厚生労働省は4月1日付で、労働移動支援助成金(再就職支援奨励金)の支給要領と支給申請様式を改定する旨の通知を職業紹介事業者などに通知、即日、施行した。2カ月近くにわたり、衆参予算委員会や衆参厚生労働委員会などの場で民進党など野党が、同助成金の運用実態の問題点を追及してきたことへの対応。3月14日付で発出した「職業紹介事業者が提供するサービスに係る留意点」の通知に重ね、“再度”厳格な実施に向けて具体的な改定内容に踏み込んだ形となる。
また、同29日の参院厚労委では野党委員による「指針への格上げ要求」に対し、三ツ林裕巳厚生労働政務官が「(3月)14日付の職業安定局長通知をより徹底させる観点から指針に格上げする方向で検討する」と答弁している。
1日付施行の改定は、職業安定局雇用開発部雇用開発企画課・労働移動支援室長名で、表題は「労働移動支援助成金(再就職支援奨励金)の取扱いについて」。内容は「不支給要件の新設」、「退職コンサルティングの範囲」、「確認方法」、「施行日」、「不正受給の取り扱い」、「その他」――の6項目で構成されている。
中でも、「不支給要件の新設」の部分は具体的で、「再就職支援の実施について委託契約を締結した職業紹介事業者(職業紹介事業者との関係が次の①~③に該当する事業所を含む)から、再就職援助計画又は求職活動支援基本計画書の対象者の離職日の前日から1年前の日以後に「退職コンサルティング」を受けた事業主は、当該対象者について労働移動支援助成金(再就職支援奨励金)を不支給とする」と明記。①~③として、
①両者が親会社と子会社、又はその逆の関係にあること(注:ある事業主の総株主又は総社員の議決権の過半数を有する他の事業主を「親会社」、当該ある事業主を「子会社」とする)
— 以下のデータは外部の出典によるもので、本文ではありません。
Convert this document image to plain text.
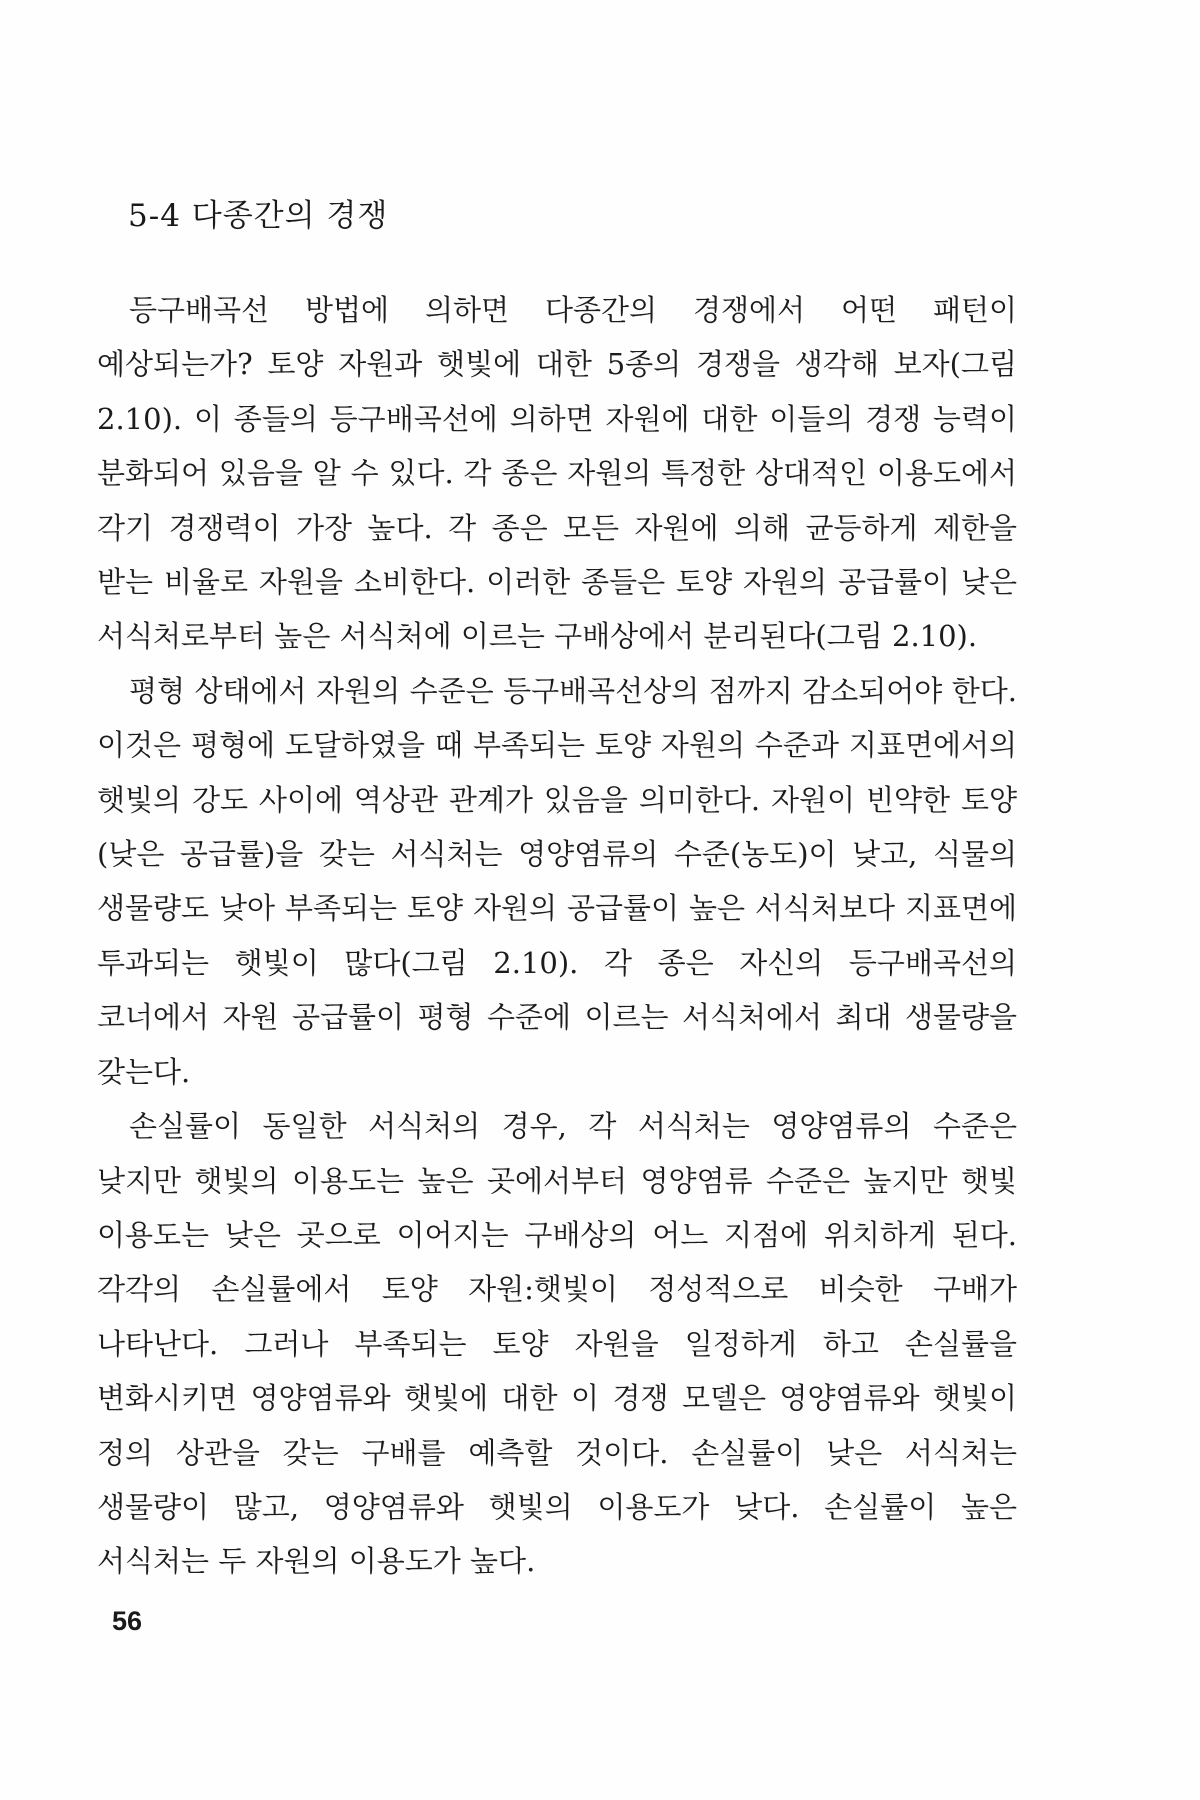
5-4 다종간의 경쟁

등구배곡선 방법에 의하면 다종간의 경쟁에서 어떤 패턴이 예상되는가? 토양 자원과 햇빛에 대한 5종의 경쟁을 생각해 보자(그림 2.10). 이 종들의 등구배곡선에 의하면 자원에 대한 이들의 경쟁 능력이 분화되어 있음을 알 수 있다. 각 종은 자원의 특정한 상대적인 이용도에서 각기 경쟁력이 가장 높다. 각 종은 모든 자원에 의해 균등하게 제한을 받는 비율로 자원을 소비한다. 이러한 종들은 토양 자원의 공급률이 낮은 서식처로부터 높은 서식처에 이르는 구배상에서 분리된다(그림 2.10).

평형 상태에서 자원의 수준은 등구배곡선상의 점까지 감소되어야 한다. 이것은 평형에 도달하였을 때 부족되는 토양 자원의 수준과 지표면에서의 햇빛의 강도 사이에 역상관 관계가 있음을 의미한다. 자원이 빈약한 토양(낮은 공급률)을 갖는 서식처는 영양염류의 수준(농도)이 낮고, 식물의 생물량도 낮아 부족되는 토양 자원의 공급률이 높은 서식처보다 지표면에 투과되는 햇빛이 많다(그림 2.10). 각 종은 자신의 등구배곡선의 코너에서 자원 공급률이 평형 수준에 이르는 서식처에서 최대 생물량을 갖는다.

손실률이 동일한 서식처의 경우, 각 서식처는 영양염류의 수준은 낮지만 햇빛의 이용도는 높은 곳에서부터 영양염류 수준은 높지만 햇빛 이용도는 낮은 곳으로 이어지는 구배상의 어느 지점에 위치하게 된다. 각각의 손실률에서 토양 자원:햇빛이 정성적으로 비슷한 구배가 나타난다. 그러나 부족되는 토양 자원을 일정하게 하고 손실률을 변화시키면 영양염류와 햇빛에 대한 이 경쟁 모델은 영양염류와 햇빛이 정의 상관을 갖는 구배를 예측할 것이다. 손실률이 낮은 서식처는 생물량이 많고, 영양염류와 햇빛의 이용도가 낮다. 손실률이 높은 서식처는 두 자원의 이용도가 높다.

56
②取締役会の構成員について、両者の代表取締役が同一人物であること、又は取締役を兼務しているものがいずれかの取締役会の過半数を占めていること
③その他、資本的・経済的・組織的関連性等からみて両者が独立性を認められないものであること
――の3つを挙げている。
また、「不正受給の取り扱い」では、「雇用関係助成金は、一般的に、事業主が支給申請書の内容を偽って申請して受給したことが後日明らかとなった場合、不正受給として受給額の返還を求めるとともに、以後3年間は他のすべての助成金について不支給となる」と、ペナルティ対応も記した。